Generally, however, the transformer-based neural network includes a sequence of attention blocks, and, during the processing of a given input sequence, each attention block in the sequence receives a respective input hidden state for each input token in the given input sequence. The attention block then updates each of the hidden states at least in part by applying self-attention to generate a respective output hidden state for each of the input tokens. The input hidden states for the first attention block are embeddings of the input tokens in the input sequence and the input hidden states for each subsequent attention block are the output hidden states generated by the preceding attention block.
In this example, the output subnetwork processes the output hidden state generated by the last attention block in the sequence for the last input token in the input sequence to generate the score distribution.
Generally, because the language model is auto-regressive, the service apparatus 110 can use the same language model 170 to generate multiple different candidate output sequences in response to the same request, e.g., by using beam search decoding from score distributions generated by the language model 170, using a Sample-and-Rank decoding strategy, by using different random seeds for the pseudo-random number generator that's used in sampling for different runs through the language model 170 or using another decoding strategy that leverages the auto-regressive nature of the language model.
In some implementations, the language model 170 is pre-trained, i.e., trained on a language modeling task that does not require providing evidence in response to user questions, and the service apparatus 110 (e.g., using AI system 160) causes the language model 170 to generate output sequences according to the pre-determined syntax through natural language prompts in the input sequence.
For example, the service apparatus 110 (e.g., AI system 160), or a separate training system, pre-trains the language model 170 (e.g., the neural network) on a language modeling task, e.g., a task that requires predicting, given a current sequence of text tokens, the next token that follows the current sequence in the training data. As a particular example, the language model 170 can be pre-trained on a maximum-likelihood objective on a large dataset of text, e.g., text that is publicly available from the Internet or another text corpus.
In the implementation described in this specification, the language model 170 is trained to predict high performing keywords from a set of keywords and performance data for the keywords. Once trained, the language model 170 is used to predict keywords that are then used for retrieval processes for digital components.
The recommendation and selection of high performing keywords is illustrated with reference to FIGS. 2A and 2B. In particular, FIG. 2A is an illustration of a user interface 200 for a keyword selection process, and FIG. 2B is a system flow diagram 250 of the keyword selection process.
In FIG. 2A, a set of keywords 202, represented by {keyword set}, is provided as input. The set of keywords 202 may be keywords that have been manually curated, or generated by an automated process, or a combination thereof. Typically the keywords are descriptive of the subject matter to which the digital component(s) for which the keywords are being used for selection relate. In FIG. 2A, for example, the set of keywords 202 may relate to hiking boots, and the digital components may be descriptive of the hiking boots, or the provider of the hiking boots.

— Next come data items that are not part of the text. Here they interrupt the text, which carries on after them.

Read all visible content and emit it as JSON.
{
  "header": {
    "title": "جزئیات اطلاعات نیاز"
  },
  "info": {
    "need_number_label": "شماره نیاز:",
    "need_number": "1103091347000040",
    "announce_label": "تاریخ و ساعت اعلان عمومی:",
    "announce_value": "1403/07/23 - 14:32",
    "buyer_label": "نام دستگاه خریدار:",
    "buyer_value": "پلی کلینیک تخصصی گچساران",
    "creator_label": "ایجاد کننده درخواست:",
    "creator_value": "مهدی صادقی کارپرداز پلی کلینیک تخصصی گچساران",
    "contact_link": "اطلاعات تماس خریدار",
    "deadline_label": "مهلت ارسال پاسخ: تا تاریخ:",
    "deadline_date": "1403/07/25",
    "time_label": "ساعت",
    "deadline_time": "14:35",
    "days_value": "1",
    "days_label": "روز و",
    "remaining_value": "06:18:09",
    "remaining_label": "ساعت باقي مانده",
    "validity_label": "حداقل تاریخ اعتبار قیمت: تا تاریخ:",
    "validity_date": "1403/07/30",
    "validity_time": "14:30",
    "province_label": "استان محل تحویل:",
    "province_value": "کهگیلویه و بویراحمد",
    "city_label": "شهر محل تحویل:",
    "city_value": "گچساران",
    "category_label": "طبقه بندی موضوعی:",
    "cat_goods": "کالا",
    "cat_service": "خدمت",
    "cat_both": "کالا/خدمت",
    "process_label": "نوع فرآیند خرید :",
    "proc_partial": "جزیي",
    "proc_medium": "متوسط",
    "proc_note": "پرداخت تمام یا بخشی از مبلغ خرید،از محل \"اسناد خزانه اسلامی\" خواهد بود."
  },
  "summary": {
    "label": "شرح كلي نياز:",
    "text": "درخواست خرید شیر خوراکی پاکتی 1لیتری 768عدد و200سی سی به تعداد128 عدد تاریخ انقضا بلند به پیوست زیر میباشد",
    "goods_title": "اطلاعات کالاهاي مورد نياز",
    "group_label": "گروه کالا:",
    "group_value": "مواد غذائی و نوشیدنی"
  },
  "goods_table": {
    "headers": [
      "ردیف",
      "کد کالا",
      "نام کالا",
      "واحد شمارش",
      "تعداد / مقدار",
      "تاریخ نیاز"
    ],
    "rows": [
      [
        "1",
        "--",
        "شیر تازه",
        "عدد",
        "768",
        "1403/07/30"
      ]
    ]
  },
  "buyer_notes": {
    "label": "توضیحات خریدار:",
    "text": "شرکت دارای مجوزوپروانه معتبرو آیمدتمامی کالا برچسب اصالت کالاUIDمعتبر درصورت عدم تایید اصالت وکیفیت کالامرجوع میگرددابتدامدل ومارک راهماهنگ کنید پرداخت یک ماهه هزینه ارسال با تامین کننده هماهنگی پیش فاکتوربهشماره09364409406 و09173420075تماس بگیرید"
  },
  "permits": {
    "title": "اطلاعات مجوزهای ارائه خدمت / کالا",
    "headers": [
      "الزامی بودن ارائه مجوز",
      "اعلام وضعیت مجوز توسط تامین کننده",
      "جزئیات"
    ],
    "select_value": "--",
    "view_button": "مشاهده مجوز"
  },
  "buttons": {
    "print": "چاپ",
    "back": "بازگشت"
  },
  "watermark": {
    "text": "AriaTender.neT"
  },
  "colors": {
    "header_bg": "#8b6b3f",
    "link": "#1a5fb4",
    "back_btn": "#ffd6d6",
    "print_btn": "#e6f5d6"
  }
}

The user interface 200 may be generated by a keyword recommendation front end 252. The set of keywords 202 is provided to the language model 170. At inference, the language model 170 processes the set of keywords as input, and generates a set of keyword recommendations 204. The set of keyword recommendations 204 are keywords that are predicted to be high performing keywords, where the performance is measured according to one or more performance metric, e.g., a click rate data that specifies a click performance metric for each keyword, or a combination of click rate and conversions, or some other combination for which the model 170 is trained.
As shown in FIG. 2A, the keywords that are predicted to perform very well are leather hiking boots, men's hiking boots, backpacking boots, and jungle boots. A user may select the respective keywords to be used for selection of digital components by clicking the respective selection boxes 204A, 204B, 204C and 204D. Alternatively, the user may select all of the recommended keywords 204 by clicking the Accept All button 206.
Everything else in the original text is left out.